The Washington Post’s Pulitzer Prize-winning entry for the year 2000, “Kosovo Refugees” by Carol Guzy, was among the strikingly emotional photographs mounted in the Newseum in Washington, DC. As I studied the picture and gazed into the child’s eyes, I understood why this had won the Pulitzer. The remarkable use of visual elements helped to portray the message and emotional content behind the photograph, and allowed the viewer to connect with the little boy struggling between the fence.
As I reflected and researched the picture further I learned that two year old boy, named Agim Shala, was passed through this barbed wire fence at a camp run by United Arab Emirates in Kukes, Albania. The open arms that reached for him were that of his grandparents, members of the Shala family who reunited at the camp after escaping from Kosovo. Driven out Kosovo by the Serb aggression, tensions with Yugoslavia and the Serbs forced these refugees into small communities, with intensely strengthened relationships from the devastation and fear among them.
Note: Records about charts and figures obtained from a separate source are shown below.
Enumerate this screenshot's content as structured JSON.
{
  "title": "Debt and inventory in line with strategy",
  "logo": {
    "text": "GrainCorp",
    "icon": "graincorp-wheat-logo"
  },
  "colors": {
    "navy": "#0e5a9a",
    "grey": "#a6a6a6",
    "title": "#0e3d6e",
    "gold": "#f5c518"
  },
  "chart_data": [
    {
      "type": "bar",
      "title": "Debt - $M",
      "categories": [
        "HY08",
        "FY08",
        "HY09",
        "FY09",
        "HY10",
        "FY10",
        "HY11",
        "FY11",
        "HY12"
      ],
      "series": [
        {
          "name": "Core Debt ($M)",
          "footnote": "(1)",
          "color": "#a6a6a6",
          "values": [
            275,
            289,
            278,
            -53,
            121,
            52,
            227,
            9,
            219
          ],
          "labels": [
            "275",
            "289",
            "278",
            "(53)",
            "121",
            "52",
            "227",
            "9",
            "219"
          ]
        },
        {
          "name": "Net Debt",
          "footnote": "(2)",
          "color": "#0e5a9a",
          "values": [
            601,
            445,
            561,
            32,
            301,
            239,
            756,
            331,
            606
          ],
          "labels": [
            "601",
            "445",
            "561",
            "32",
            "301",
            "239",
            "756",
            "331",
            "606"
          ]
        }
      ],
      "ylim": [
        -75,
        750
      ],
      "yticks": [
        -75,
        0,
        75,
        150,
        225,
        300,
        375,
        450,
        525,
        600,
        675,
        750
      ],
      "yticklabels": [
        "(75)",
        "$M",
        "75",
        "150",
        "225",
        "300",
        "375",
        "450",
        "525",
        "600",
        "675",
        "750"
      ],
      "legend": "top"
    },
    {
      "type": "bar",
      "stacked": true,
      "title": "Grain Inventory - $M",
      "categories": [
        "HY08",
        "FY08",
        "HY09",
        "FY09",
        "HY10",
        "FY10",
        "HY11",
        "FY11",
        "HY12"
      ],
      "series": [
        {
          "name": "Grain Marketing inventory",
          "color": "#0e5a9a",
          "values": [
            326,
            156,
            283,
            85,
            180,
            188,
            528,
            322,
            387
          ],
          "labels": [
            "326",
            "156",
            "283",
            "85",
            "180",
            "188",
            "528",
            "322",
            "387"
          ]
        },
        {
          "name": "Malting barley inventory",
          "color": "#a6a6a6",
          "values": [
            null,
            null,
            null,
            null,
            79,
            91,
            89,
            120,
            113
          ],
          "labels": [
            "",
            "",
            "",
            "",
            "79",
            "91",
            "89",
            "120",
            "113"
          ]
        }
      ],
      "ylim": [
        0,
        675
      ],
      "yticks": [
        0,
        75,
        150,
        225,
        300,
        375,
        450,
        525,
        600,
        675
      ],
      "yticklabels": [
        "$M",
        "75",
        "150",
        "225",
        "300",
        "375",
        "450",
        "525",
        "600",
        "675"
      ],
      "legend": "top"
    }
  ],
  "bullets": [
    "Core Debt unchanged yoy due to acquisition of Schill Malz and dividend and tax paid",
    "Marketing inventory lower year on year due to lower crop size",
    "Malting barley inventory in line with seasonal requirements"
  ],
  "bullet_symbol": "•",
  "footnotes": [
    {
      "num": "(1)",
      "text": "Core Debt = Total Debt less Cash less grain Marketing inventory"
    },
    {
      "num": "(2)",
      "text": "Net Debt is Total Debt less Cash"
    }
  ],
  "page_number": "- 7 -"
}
Carol Guzy captures this little boy’s fear, which must resonate with any viewer of the photograph, through several visual elements that convey the message behind it. Her technical use of color, line, and focal point draw and direct the viewer’s eye, while pulling through the frantic environment of the picture.
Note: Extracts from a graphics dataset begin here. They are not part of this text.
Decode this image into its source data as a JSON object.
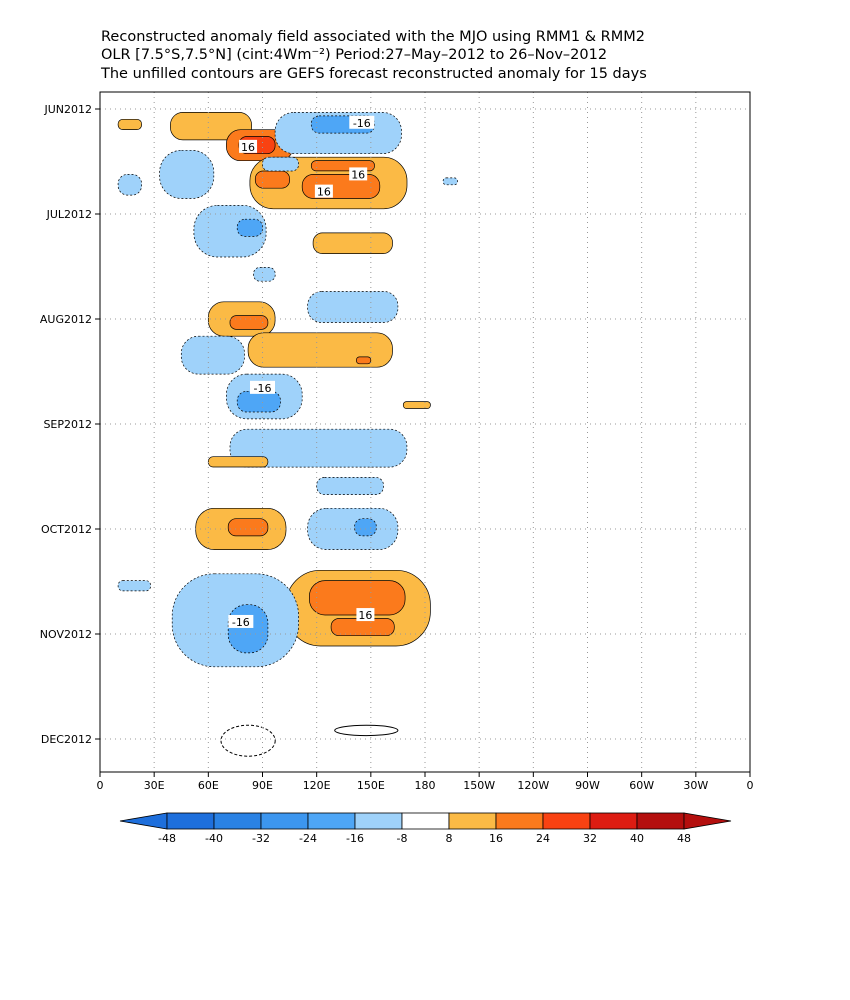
{
  "title_lines": [
    "Reconstructed anomaly field associated with the MJO using RMM1 & RMM2",
    "OLR [7.5°S,7.5°N] (cint:4Wm⁻²) Period:27–May–2012 to 26–Nov–2012",
    "The unfilled contours are GEFS forecast reconstructed anomaly for 15 days"
  ],
  "colors": {
    "cool": [
      "#1e6fdc",
      "#2a82e4",
      "#3c96ef",
      "#4ea6f6",
      "#9fd2fa"
    ],
    "neutral": "#ffffff",
    "warm": [
      "#fbba45",
      "#fb7a1c",
      "#f94212",
      "#dd1c12",
      "#b40f0e"
    ],
    "palette": {
      "c3": "#4ea6f6",
      "c2": "#9fd2fa",
      "w2": "#fbba45",
      "w3": "#fb7a1c",
      "w4": "#f94212"
    }
  },
  "chart_data": {
    "type": "heatmap",
    "xaxis": {
      "ticks": [
        "0",
        "30E",
        "60E",
        "90E",
        "120E",
        "150E",
        "180",
        "150W",
        "120W",
        "90W",
        "60W",
        "30W",
        "0"
      ],
      "range_deg_east": [
        0,
        360
      ]
    },
    "yaxis": {
      "ticks": [
        "JUN2012",
        "JUL2012",
        "AUG2012",
        "SEP2012",
        "OCT2012",
        "NOV2012",
        "DEC2012"
      ],
      "direction": "time increases downward"
    },
    "colorbar": {
      "labels": [
        "-48",
        "-40",
        "-32",
        "-24",
        "-16",
        "-8",
        "8",
        "16",
        "24",
        "32",
        "40",
        "48"
      ]
    },
    "contour_labels": [
      {
        "text": "-16",
        "lon": 145,
        "date": "2012-06-05"
      },
      {
        "text": "16",
        "lon": 82,
        "date": "2012-06-12"
      },
      {
        "text": "16",
        "lon": 143,
        "date": "2012-06-20"
      },
      {
        "text": "16",
        "lon": 124,
        "date": "2012-06-25"
      },
      {
        "text": "-16",
        "lon": 90,
        "date": "2012-08-21"
      },
      {
        "text": "-16",
        "lon": 78,
        "date": "2012-10-28"
      },
      {
        "text": "16",
        "lon": 147,
        "date": "2012-10-26"
      }
    ],
    "anomaly_regions": [
      {
        "level": "w2",
        "lon": [
          39,
          84
        ],
        "date": [
          "2012-06-02",
          "2012-06-10"
        ]
      },
      {
        "level": "w3",
        "lon": [
          70,
          107
        ],
        "date": [
          "2012-06-07",
          "2012-06-16"
        ]
      },
      {
        "level": "w4",
        "lon": [
          77,
          97
        ],
        "date": [
          "2012-06-09",
          "2012-06-14"
        ]
      },
      {
        "level": "w2",
        "lon": [
          83,
          170
        ],
        "date": [
          "2012-06-15",
          "2012-06-30"
        ]
      },
      {
        "level": "w3",
        "lon": [
          112,
          155
        ],
        "date": [
          "2012-06-20",
          "2012-06-27"
        ]
      },
      {
        "level": "w3",
        "lon": [
          117,
          152
        ],
        "date": [
          "2012-06-16",
          "2012-06-19"
        ]
      },
      {
        "level": "w3",
        "lon": [
          86,
          105
        ],
        "date": [
          "2012-06-19",
          "2012-06-24"
        ]
      },
      {
        "level": "w2",
        "lon": [
          10,
          23
        ],
        "date": [
          "2012-06-04",
          "2012-06-07"
        ]
      },
      {
        "level": "c2",
        "lon": [
          97,
          167
        ],
        "date": [
          "2012-06-02",
          "2012-06-14"
        ]
      },
      {
        "level": "c3",
        "lon": [
          117,
          152
        ],
        "date": [
          "2012-06-03",
          "2012-06-08"
        ]
      },
      {
        "level": "c2",
        "lon": [
          33,
          63
        ],
        "date": [
          "2012-06-13",
          "2012-06-27"
        ]
      },
      {
        "level": "c2",
        "lon": [
          10,
          23
        ],
        "date": [
          "2012-06-20",
          "2012-06-26"
        ]
      },
      {
        "level": "c2",
        "lon": [
          190,
          198
        ],
        "date": [
          "2012-06-21",
          "2012-06-23"
        ]
      },
      {
        "level": "c2",
        "lon": [
          90,
          110
        ],
        "date": [
          "2012-06-15",
          "2012-06-19"
        ]
      },
      {
        "level": "c2",
        "lon": [
          52,
          92
        ],
        "date": [
          "2012-06-29",
          "2012-07-14"
        ]
      },
      {
        "level": "c3",
        "lon": [
          76,
          90
        ],
        "date": [
          "2012-07-03",
          "2012-07-08"
        ]
      },
      {
        "level": "w2",
        "lon": [
          118,
          162
        ],
        "date": [
          "2012-07-07",
          "2012-07-13"
        ]
      },
      {
        "level": "c2",
        "lon": [
          85,
          97
        ],
        "date": [
          "2012-07-17",
          "2012-07-21"
        ]
      },
      {
        "level": "c2",
        "lon": [
          115,
          165
        ],
        "date": [
          "2012-07-24",
          "2012-08-02"
        ]
      },
      {
        "level": "w2",
        "lon": [
          60,
          97
        ],
        "date": [
          "2012-07-27",
          "2012-08-06"
        ]
      },
      {
        "level": "w3",
        "lon": [
          72,
          93
        ],
        "date": [
          "2012-07-31",
          "2012-08-04"
        ]
      },
      {
        "level": "w2",
        "lon": [
          82,
          162
        ],
        "date": [
          "2012-08-05",
          "2012-08-15"
        ]
      },
      {
        "level": "w3",
        "lon": [
          142,
          150
        ],
        "date": [
          "2012-08-12",
          "2012-08-14"
        ]
      },
      {
        "level": "c2",
        "lon": [
          45,
          80
        ],
        "date": [
          "2012-08-06",
          "2012-08-17"
        ]
      },
      {
        "level": "c2",
        "lon": [
          70,
          112
        ],
        "date": [
          "2012-08-17",
          "2012-08-30"
        ]
      },
      {
        "level": "c3",
        "lon": [
          76,
          100
        ],
        "date": [
          "2012-08-22",
          "2012-08-28"
        ]
      },
      {
        "level": "w2",
        "lon": [
          168,
          183
        ],
        "date": [
          "2012-08-25",
          "2012-08-27"
        ]
      },
      {
        "level": "c2",
        "lon": [
          72,
          170
        ],
        "date": [
          "2012-09-02",
          "2012-09-13"
        ]
      },
      {
        "level": "w2",
        "lon": [
          60,
          93
        ],
        "date": [
          "2012-09-10",
          "2012-09-13"
        ]
      },
      {
        "level": "c2",
        "lon": [
          120,
          157
        ],
        "date": [
          "2012-09-16",
          "2012-09-21"
        ]
      },
      {
        "level": "w2",
        "lon": [
          53,
          103
        ],
        "date": [
          "2012-09-25",
          "2012-10-07"
        ]
      },
      {
        "level": "w3",
        "lon": [
          71,
          93
        ],
        "date": [
          "2012-09-28",
          "2012-10-03"
        ]
      },
      {
        "level": "c2",
        "lon": [
          115,
          165
        ],
        "date": [
          "2012-09-25",
          "2012-10-07"
        ]
      },
      {
        "level": "c3",
        "lon": [
          141,
          153
        ],
        "date": [
          "2012-09-28",
          "2012-10-03"
        ]
      },
      {
        "level": "w2",
        "lon": [
          103,
          183
        ],
        "date": [
          "2012-10-13",
          "2012-11-04"
        ]
      },
      {
        "level": "w3",
        "lon": [
          116,
          169
        ],
        "date": [
          "2012-10-16",
          "2012-10-26"
        ]
      },
      {
        "level": "w3",
        "lon": [
          128,
          163
        ],
        "date": [
          "2012-10-27",
          "2012-11-01"
        ]
      },
      {
        "level": "c2",
        "lon": [
          40,
          110
        ],
        "date": [
          "2012-10-14",
          "2012-11-10"
        ]
      },
      {
        "level": "c3",
        "lon": [
          71,
          93
        ],
        "date": [
          "2012-10-23",
          "2012-11-06"
        ]
      },
      {
        "level": "c2",
        "lon": [
          10,
          28
        ],
        "date": [
          "2012-10-16",
          "2012-10-19"
        ]
      }
    ],
    "forecast_contours": [
      {
        "lon": [
          67,
          97
        ],
        "date": [
          "2012-11-27",
          "2012-12-06"
        ],
        "note": "dashed"
      },
      {
        "lon": [
          130,
          165
        ],
        "date": [
          "2012-11-27",
          "2012-11-30"
        ],
        "note": "solid"
      }
    ]
  }
}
Her use of color in the photograph, clearly displays the child as the frontal image, as the blue of the child’s clothing contrasts with the gray colors of the clothing, and dull brown terrain behind him. The blue sky above him is also used in the framing of the shot, as it represents the hope and freedom of the Kosovo refugees as they reunite.
Secondly, the attention is drawn to the child and down the frame by the lines of the barbed wire surrounding him, and the hands and faces grasping for him. The lines of the dangerous fencing direct the viewer to the child’s fearful face, as he is passed back and forth through the wire, and to the faces of the family still trapped on the other side.
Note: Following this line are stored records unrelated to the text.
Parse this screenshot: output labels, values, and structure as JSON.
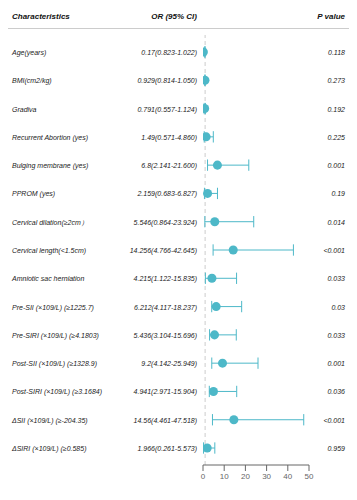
{
  "chart_data": {
    "type": "forest",
    "columns": [
      "Characteristics",
      "OR (95% CI)",
      "P value"
    ],
    "categories": [
      "Age(years)",
      "BMI(cm2/kg)",
      "Gradiva",
      "Recurrent Abortion (yes)",
      "Bulging membrane (yes)",
      "PPROM (yes)",
      "Cervical dilation(≥2cm）",
      "Cervical length(<1.5cm)",
      "Amniotic sac herniation",
      "Pre-SII (×109/L) (≥1225.7)",
      "Pre-SIRI (×109/L) (≥4.1803)",
      "Post-SII (×109/L) (≥1328.9)",
      "Post-SIRI (×109/L) (≥3.1684)",
      "ΔSII (×109/L) (≥-204.35)",
      "ΔSIRI (×109/L) (≥0.585)"
    ],
    "values": [
      0.17,
      0.929,
      0.791,
      1.49,
      6.8,
      2.159,
      5.546,
      14.256,
      4.215,
      6.212,
      5.436,
      9.2,
      4.941,
      14.56,
      1.966
    ],
    "ci_low": [
      0.823,
      0.814,
      0.557,
      0.571,
      2.141,
      0.683,
      0.864,
      4.766,
      1.122,
      4.117,
      3.104,
      4.142,
      2.971,
      4.461,
      0.261
    ],
    "ci_high": [
      1.022,
      1.05,
      1.124,
      4.86,
      21.6,
      6.827,
      23.924,
      42.645,
      15.835,
      18.237,
      15.696,
      25.949,
      15.904,
      47.518,
      5.573
    ],
    "value_labels": [
      "0.17(0.823-1.022)",
      "0.929(0.814-1.050)",
      "0.791(0.557-1.124)",
      "1.49(0.571-4.860)",
      "6.8(2.141-21.600)",
      "2.159(0.683-6.827)",
      "5.546(0.864-23.924)",
      "14.256(4.766-42.645)",
      "4.215(1.122-15.835)",
      "6.212(4.117-18.237)",
      "5.436(3.104-15.696)",
      "9.2(4.142-25.949)",
      "4.941(2.971-15.904)",
      "14.56(4.461-47.518)",
      "1.966(0.261-5.573)"
    ],
    "p_values": [
      "0.118",
      "0.273",
      "0.192",
      "0.225",
      "0.001",
      "0.19",
      "0.014",
      "<0.001",
      "0.033",
      "0.03",
      "0.033",
      "0.001",
      "0.036",
      "<0.001",
      "0.959"
    ],
    "reference_x": 1,
    "color": "#4db8c8",
    "marker": "circle",
    "xlim": [
      0,
      50
    ],
    "xticks": [
      0,
      10,
      20,
      30,
      40,
      50
    ],
    "grid": false
  }
}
Furthermore, Guzy deliberately breaks the rule of thirds to frame the child as the main focal point, placing his position in the center of the frame. All three of these elements draw the viewer’s eye to the child and deliver the underlying message of conflict and desperation, as the fence symbolizes the struggle and entrapment of the Albanians.
Guzy’s photograph is certainly effective in evoking emotion, and capturing this moment in history. Its memory will undoubtedly be remembered as a Pulitzer Prize Winner.